Runnymede Vakfı tarafından 1997 yılında yayımlanan ‘İslam Karşıtlığı: Hepimiz İçin Bir Sorun’ isimli raporunda İslam karşıtlığı “... İslam dinine yönelik temeli olmayan saldırganlık” şeklinde tanımlanmaktadır.
Raporda ayrıca Müslüman şahış ve toplulukların maruz kaldığı bu haksız saldırganlığın günlük yaşamdaki sonuçları ile Müslümanların ana akım siyasi ve sosyal yaşamdan dışlanması meseleleri de ele alınmıştır.

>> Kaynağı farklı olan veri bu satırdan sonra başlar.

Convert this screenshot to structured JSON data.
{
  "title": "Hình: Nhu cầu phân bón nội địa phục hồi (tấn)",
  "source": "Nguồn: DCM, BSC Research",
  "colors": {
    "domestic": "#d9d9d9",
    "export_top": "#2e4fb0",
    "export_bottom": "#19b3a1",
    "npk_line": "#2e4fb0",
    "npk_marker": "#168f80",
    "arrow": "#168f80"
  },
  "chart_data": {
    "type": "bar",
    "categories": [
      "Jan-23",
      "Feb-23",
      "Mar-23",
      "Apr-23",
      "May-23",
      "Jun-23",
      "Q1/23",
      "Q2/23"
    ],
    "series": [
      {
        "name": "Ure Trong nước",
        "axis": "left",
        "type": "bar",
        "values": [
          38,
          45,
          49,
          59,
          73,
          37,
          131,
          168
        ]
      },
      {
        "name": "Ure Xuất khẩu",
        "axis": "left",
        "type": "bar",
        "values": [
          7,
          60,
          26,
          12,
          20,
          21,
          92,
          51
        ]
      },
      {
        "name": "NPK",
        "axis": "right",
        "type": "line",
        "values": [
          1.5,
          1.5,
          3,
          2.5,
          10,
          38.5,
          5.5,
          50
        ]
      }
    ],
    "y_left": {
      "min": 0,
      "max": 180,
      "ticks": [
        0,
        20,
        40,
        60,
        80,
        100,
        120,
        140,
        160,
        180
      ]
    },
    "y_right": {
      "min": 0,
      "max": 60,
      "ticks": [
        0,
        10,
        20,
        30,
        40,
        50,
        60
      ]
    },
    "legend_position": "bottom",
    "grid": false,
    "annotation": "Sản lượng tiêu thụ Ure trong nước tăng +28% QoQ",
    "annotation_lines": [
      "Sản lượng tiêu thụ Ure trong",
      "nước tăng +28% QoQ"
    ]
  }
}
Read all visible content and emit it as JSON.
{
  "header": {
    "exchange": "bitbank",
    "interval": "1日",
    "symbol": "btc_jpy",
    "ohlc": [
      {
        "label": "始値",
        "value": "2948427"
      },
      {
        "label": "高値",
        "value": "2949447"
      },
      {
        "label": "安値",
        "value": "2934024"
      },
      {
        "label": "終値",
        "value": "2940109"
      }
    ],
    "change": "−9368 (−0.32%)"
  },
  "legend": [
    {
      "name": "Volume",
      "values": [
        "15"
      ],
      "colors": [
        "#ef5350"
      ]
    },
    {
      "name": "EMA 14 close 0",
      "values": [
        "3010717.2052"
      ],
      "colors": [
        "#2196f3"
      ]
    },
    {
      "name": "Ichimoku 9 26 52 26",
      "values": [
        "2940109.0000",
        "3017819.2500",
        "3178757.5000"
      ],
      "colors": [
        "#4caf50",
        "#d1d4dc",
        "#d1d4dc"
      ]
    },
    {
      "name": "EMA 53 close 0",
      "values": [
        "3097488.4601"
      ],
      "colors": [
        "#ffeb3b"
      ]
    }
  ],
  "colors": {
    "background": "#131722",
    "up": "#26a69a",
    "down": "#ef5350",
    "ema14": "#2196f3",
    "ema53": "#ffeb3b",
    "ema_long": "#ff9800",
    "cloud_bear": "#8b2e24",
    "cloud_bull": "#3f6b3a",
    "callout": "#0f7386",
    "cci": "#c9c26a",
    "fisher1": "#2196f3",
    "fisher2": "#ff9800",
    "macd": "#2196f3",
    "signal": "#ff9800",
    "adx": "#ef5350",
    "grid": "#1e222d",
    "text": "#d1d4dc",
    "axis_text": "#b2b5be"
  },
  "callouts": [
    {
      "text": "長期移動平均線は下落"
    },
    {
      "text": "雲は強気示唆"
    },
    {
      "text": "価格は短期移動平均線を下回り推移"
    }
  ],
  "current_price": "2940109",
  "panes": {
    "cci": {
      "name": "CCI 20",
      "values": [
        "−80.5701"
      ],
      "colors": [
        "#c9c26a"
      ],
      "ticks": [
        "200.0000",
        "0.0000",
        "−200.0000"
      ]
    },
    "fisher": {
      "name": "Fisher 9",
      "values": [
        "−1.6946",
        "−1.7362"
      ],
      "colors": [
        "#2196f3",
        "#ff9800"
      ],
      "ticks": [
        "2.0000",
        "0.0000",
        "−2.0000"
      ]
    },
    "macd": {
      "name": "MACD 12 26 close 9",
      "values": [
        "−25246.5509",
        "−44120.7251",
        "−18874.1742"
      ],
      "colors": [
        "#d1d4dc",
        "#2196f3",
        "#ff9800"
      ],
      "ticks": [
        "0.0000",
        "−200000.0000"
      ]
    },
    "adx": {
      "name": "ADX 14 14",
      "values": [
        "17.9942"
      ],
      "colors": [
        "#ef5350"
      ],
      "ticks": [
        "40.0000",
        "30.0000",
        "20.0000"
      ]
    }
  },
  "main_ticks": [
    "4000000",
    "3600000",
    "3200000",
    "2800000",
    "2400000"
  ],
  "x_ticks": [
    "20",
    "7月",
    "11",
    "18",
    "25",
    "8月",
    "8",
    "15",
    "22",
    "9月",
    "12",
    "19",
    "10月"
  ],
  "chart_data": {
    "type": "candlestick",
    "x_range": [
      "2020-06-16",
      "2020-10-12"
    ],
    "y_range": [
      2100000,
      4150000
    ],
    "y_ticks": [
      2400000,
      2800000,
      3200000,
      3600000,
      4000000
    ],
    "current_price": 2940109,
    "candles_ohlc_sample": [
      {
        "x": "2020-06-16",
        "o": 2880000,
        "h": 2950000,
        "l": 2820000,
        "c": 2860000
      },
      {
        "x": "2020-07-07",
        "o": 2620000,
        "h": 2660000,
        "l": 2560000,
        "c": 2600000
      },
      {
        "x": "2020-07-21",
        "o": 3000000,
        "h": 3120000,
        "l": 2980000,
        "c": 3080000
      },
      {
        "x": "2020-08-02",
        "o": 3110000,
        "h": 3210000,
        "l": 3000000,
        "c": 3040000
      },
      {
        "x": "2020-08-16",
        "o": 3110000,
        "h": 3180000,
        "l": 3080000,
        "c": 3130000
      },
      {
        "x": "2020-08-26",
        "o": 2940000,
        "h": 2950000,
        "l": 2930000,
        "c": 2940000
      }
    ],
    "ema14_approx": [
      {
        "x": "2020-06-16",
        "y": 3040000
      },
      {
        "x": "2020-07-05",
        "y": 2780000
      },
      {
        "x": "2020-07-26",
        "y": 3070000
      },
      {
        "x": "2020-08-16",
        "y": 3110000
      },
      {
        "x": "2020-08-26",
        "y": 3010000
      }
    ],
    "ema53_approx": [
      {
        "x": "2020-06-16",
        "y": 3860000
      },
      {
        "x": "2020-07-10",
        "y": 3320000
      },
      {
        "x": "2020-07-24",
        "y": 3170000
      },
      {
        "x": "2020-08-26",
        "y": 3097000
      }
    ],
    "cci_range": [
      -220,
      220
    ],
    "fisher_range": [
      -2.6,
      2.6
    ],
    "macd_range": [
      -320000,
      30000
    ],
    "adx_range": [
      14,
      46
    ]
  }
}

‘İslam karşıtlığı (İslamofobi)’ tabiri 1980’li yıllarda ortaya çıkmış olup edebiyatta bilinen ilk kullanımı ABD’deki bir derginin 91 yılındaki şubat ayı sayısıdır. Müslümanlara yönelik önyargılar ve nefret dünyanın her tarafında uzun bir süredir mevcuttur. Hindistan özelinde ise İslam karşıtlığı, halihazırdaki iktidar partisi Bharatiya Janata Party yani BJP’nin 2014’deki genel seçimleri kazanmasının ardından hızlı bir şekilde tırmandı.
Bu durum Müslümanların Hindistan’da daha önceki dönemde nefrete maruz kalmadığı anlamına gelmemektedir. Müslümanlar 1850’li yıllardan itibaren sömürgeci İngiliz İmparatorluğu tarafından hedef alınmış ve bu saldırıların şiddeti 1857’deki ilk bağımsızlık savaşının ardından daha da artmıştır.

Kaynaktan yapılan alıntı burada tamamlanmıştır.